Functional Training Exercises Personal Trainers Recommend for Triceps
Finding certain exercises that help strengthen
the triceps is important when you are trying to work different muscle groups.
Below are two exercises that can help, one with two variations.
Close Grip
Bench Press
Begin laying on your back on the bench. Put hands
close together on the bar. Lift the weights away from the body, then allow it
to return toward the chest. Keep total control at all times. Repeat. Using a
shoulder width grip is a good way to work the triceps, so keep that in mind
during this activity.
Dip
There are two types: the bench dip and the
upright dip. With the bench dip, you start out with hands behind you, facing
away from the body and holding onto a bench. Keep the legs straight out in
front of you, at an angle to meet the floor. Bend the arms to allow the body to
lower toward the floor, until the elbows are bent. Hold for a second, then
return to the original position. Repeat 10 times.
The upright dip begins with your hands out to
either side, balancing your weight on a dip station. This has your elbows close
to the body as possible. This helps focus on the triceps as well. Keep the body
as straight as possible and lower the body toward the floor, until the elbows
are bent. Contract abs and glutes and keep feet together. Push upward to start
position.
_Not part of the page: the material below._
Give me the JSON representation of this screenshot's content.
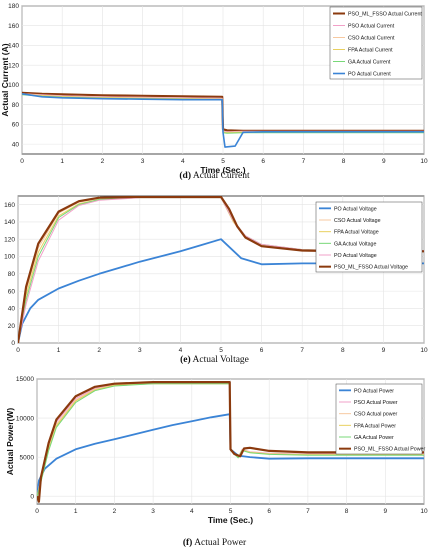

Repeat.
Working with White Plains personal trainers can help
you find other exercises that focus on the triceps and are helpful to make sure
your body is gaining mass at a comparative rate in different muscle groups.
Make sure to keep to your own pace and not overextend, as this can cause
injury. That can make for a significant setback in your efforts.
A personal trainer NYC residents
trust can also help you find the perfect way to incorporate these exercises
into your workout, allowing you to do the right exercise at the right time for
your level of experience and your interest level during the workout. The
experience a trainer brings to the workout can make a big difference.